U.S. President Bush Signs Charity Provisions Into Law

Charity News Online

President Bush on Thursday signed into law a bill that contains a series of provisions designed to stimulate charitable giving and cut down on abuses of charity tax laws by donors and nonprofit organizations, The Chronicle of Philanthropy of reports. The law's chief incentive for charitable gifts allows donors aged 70 ½ and older to withdraw up to $100,000 each year from their individual retirement accounts tax-free if they give the money directly to a charity. Over all, said Brian A. Gallagher, president of United Way of America, "these reforms and new tax incentives will strengthen the nation's charities."

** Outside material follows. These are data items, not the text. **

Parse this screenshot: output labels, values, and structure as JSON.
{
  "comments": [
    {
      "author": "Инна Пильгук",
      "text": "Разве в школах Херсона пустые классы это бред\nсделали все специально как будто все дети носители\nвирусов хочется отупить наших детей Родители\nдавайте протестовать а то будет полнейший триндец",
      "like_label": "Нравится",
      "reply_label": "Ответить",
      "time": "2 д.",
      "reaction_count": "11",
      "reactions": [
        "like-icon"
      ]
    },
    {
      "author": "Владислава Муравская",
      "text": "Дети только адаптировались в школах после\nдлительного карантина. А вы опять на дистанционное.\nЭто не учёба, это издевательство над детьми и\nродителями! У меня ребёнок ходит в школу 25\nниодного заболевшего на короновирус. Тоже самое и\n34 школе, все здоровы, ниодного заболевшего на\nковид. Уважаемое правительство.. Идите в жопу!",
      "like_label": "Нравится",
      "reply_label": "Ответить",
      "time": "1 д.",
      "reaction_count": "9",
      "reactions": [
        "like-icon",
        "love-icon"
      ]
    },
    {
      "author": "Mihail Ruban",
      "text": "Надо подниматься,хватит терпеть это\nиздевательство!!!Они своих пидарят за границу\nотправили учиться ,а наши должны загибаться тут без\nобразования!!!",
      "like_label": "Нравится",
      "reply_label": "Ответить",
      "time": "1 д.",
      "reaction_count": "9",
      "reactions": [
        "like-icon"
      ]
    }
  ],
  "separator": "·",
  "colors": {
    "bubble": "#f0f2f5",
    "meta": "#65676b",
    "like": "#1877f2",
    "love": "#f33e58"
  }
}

The charity provisions — parts of which have drawn mixed reactions from charity leaders — are part of a broader law, the Pension Protection Act of 2006, a package of tightened rules for the country's private pension system that was recently approved by Congress. The law has seven major provisions intended to encourage charitable giving, or in other ways assist charities, and 17 key provisions that were written to crack down on abuses by charities or donors, or make other changes, according to the House Committee on Ways and Means.

"It reforms key laws governing nonprofit organizations to make sure that money that's deducted for charitable purpose goes to charitable purpose and isn't used as a gimmick to avoid the payment of taxes," said Sen. Charles E. Grassley, the Iowa Republican who is chairman of the Senate Finance Committee and who was a major proponent of the legislation.

"Americans are very generous with their donations. They deserve to know that their money helps the needy, not the greedy." Congress did not include a provision, which it has considered for years, that could spur charitable giving by allowing people who do not itemize deductions on their returns to write off a portion of their charitable donations.

But nonprofit officials were pleased that Congress included the provision to promote charitable giving through individual retirement accounts — which will be in effect for two years (through 2007) — because they say that making it easier for people to donate their retirement funds to organizations will cause a significant amount of money to flow to charity. At the same time, some charity leaders were not happy that the retirement-account provision has a $100,000 annual cap and does not apply to younger donors or to planned gifts, such as charitable remainder trusts.